Clustering: Find groups (clusters) of properties that appear together with the same subject and satisfy a predefined support threshold and null threshold. Output of this step contains: 1) properties that are not found in generated clusters, 2) property clusters do not contain any overlapping property with other clusters, and 3) Other clusters that do not belong to 1) and 2).

Partitioning: Get the set of clusters in 3), and partition them into set of non-overlapping clusters. To do this, they use a greed algorithm that tries to keep cluster with highest support, while pruning lower support clusters containing overlapping properties.

Wang et al.\cite{wang2010flextable} proposed FlexTable that Pays attention to changing the schema as new triples are inserted, proposes a new record-wise storage scheme to facilitate schema evolution. In this approach, two schemas with maximum similarity value will be merged while a new RDF tuple is inserted.

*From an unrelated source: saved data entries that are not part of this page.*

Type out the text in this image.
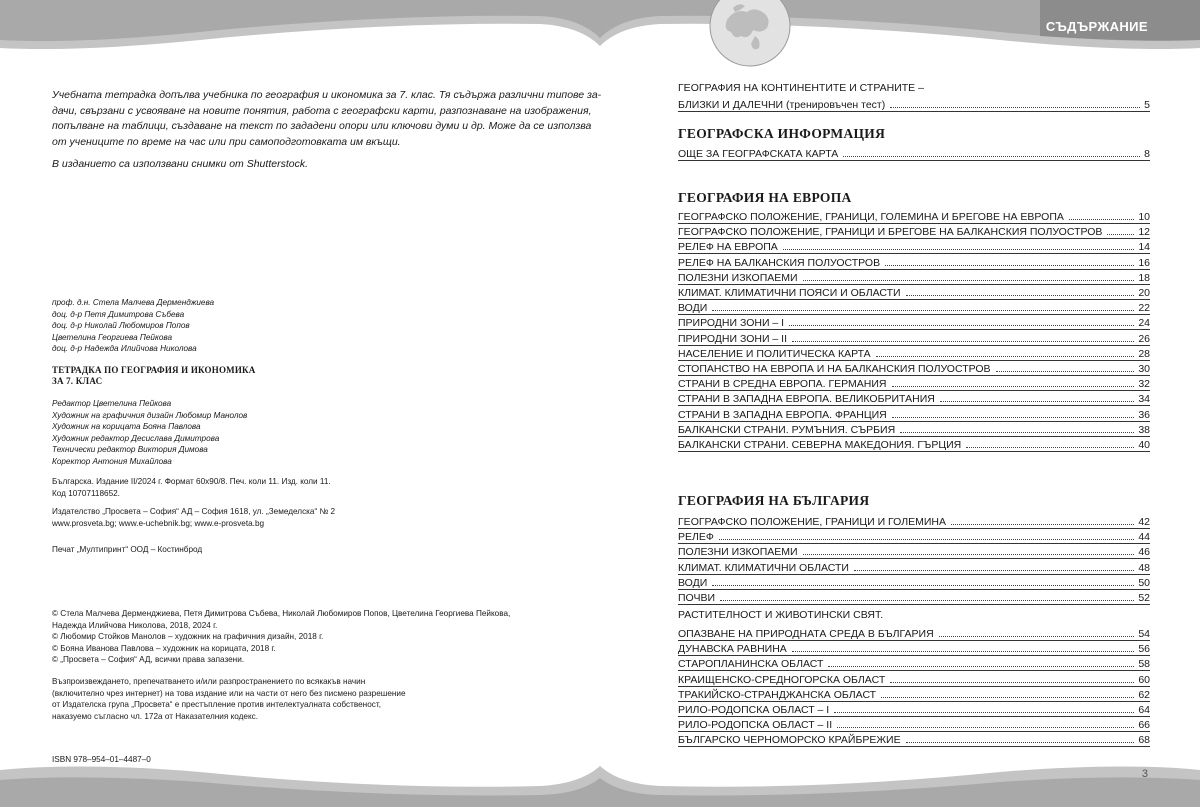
СЪДЪРЖАНИЕ

Учебната тетрадка допълва учебника по география и икономика за 7. клас. Тя съдържа различни типове за-
дачи, свързани с усвояване на новите понятия, работа с географски карти, разпознаване на изображения,
попълване на таблици, създаване на текст по зададени опори или ключови думи и др. Може да се използва
от учениците по време на час или при самоподготовката им вкъщи.

В изданието са използвани снимки от Shutterstock.

проф. д.н. Стела Малчева Дерменджиева
доц. д-р Петя Димитрова Събева
доц. д-р Николай Любомиров Попов
Цветелина Георгиева Пейкова
доц. д-р Надежда Илийчова Николова
ТЕТРАДКА ПО ГЕОГРАФИЯ И ИКОНОМИКА
ЗА 7. КЛАС
Редактор Цветелина Пейкова
Художник на графичния дизайн Любомир Манолов
Художник на корицата Бояна Павлова
Художник редактор Десислава Димитрова
Технически редактор Виктория Димова
Коректор Антония Михайлова
Българска. Издание II/2024 г. Формат 60х90/8. Печ. коли 11. Изд. коли 11.
Код 10707118652.
Издателство „Просвета – София“ АД – София 1618, ул. „Земеделска“ № 2
www.prosveta.bg; www.e-uchebnik.bg; www.e-prosveta.bg
Печат „Мултипринт“ ООД – Костинброд
© Стела Малчева Дерменджиева, Петя Димитрова Събева, Николай Любомиров Попов, Цветелина Георгиева Пейкова,
Надежда Илийчова Николова, 2018, 2024 г.
© Любомир Стойков Манолов – художник на графичния дизайн, 2018 г.
© Бояна Иванова Павлова – художник на корицата, 2018 г.
© „Просвета – София“ АД, всички права запазени.
Възпроизвеждането, препечатването и/или разпространението по всякакъв начин
(включително чрез интернет) на това издание или на части от него без писмено разрешение
от Издателска група „Просвета“ е престъпление против интелектуалната собственост,
наказуемо съгласно чл. 172а от Наказателния кодекс.
ISBN 978–954–01–4487–0
ГЕОГРАФИЯ НА КОНТИНЕНТИТЕ И СТРАНИТЕ –
БЛИЗКИ И ДАЛЕЧНИ (тренировъчен тест)	5
ГЕОГРАФСКА ИНФОРМАЦИЯ
ОЩЕ ЗА ГЕОГРАФСКАТА КАРТА	8
ГЕОГРАФИЯ НА ЕВРОПА
ГЕОГРАФСКО ПОЛОЖЕНИЕ, ГРАНИЦИ, ГОЛЕМИНА И БРЕГОВЕ НА ЕВРОПА	10
ГЕОГРАФСКО ПОЛОЖЕНИЕ, ГРАНИЦИ И БРЕГОВЕ НА БАЛКАНСКИЯ ПОЛУОСТРОВ	12
РЕЛЕФ НА ЕВРОПА	14
РЕЛЕФ НА БАЛКАНСКИЯ ПОЛУОСТРОВ	16
ПОЛЕЗНИ ИЗКОПАЕМИ	18
КЛИМАТ. КЛИМАТИЧНИ ПОЯСИ И ОБЛАСТИ	20
ВОДИ	22
ПРИРОДНИ ЗОНИ – I	24
ПРИРОДНИ ЗОНИ – II	26
НАСЕЛЕНИЕ И ПОЛИТИЧЕСКА КАРТА	28
СТОПАНСТВО НА ЕВРОПА И НА БАЛКАНСКИЯ ПОЛУОСТРОВ	30
СТРАНИ В СРЕДНА ЕВРОПА. ГЕРМАНИЯ	32
СТРАНИ В ЗАПАДНА ЕВРОПА. ВЕЛИКОБРИТАНИЯ	34
СТРАНИ В ЗАПАДНА ЕВРОПА. ФРАНЦИЯ	36
БАЛКАНСКИ СТРАНИ. РУМЪНИЯ. СЪРБИЯ	38
БАЛКАНСКИ СТРАНИ. СЕВЕРНА МАКЕДОНИЯ. ГЪРЦИЯ	40
ГЕОГРАФИЯ НА БЪЛГАРИЯ
ГЕОГРАФСКО ПОЛОЖЕНИЕ, ГРАНИЦИ И ГОЛЕМИНА	42
РЕЛЕФ	44
ПОЛЕЗНИ ИЗКОПАЕМИ	46
КЛИМАТ. КЛИМАТИЧНИ ОБЛАСТИ	48
ВОДИ	50
ПОЧВИ	52
РАСТИТЕЛНОСТ И ЖИВОТИНСКИ СВЯТ.
ОПАЗВАНЕ НА ПРИРОДНАТА СРЕДА В БЪЛГАРИЯ	54
ДУНАВСКА РАВНИНА	56
СТАРОПЛАНИНСКА ОБЛАСТ	58
КРАИЩЕНСКО-СРЕДНОГОРСКА ОБЛАСТ	60
ТРАКИЙСКО-СТРАНДЖАНСКА ОБЛАСТ	62
РИЛО-РОДОПСКА ОБЛАСТ – I	64
РИЛО-РОДОПСКА ОБЛАСТ – II	66
БЪЛГАРСКО ЧЕРНОМОРСКО КРАЙБРЕЖИЕ	68
3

Recently, Matono et al.\cite{matono2012paragraph} proposed a variant of the property table approach, called paragraph table, that gathers adjacent triples in a structured RDF document into so called RDF paragraph, and then, stores them into their corresponding relational tables without decomposing or connection. This approach heavily depends on the order RDF triples in an RDF document. Thus, in such RDF web crawl data or in many dbpedia datasets (e.g., infoboxes) where rdf triples collected are stored in un-structured document without any specific order, this approach cannot perform well.

Recent works\cite{levandoski2009rdf,wang2010flextable,matono2012paragraph} provided automated methods for exploring schema, however none of them try to discover the foreign key relationship or correlations between schema tables.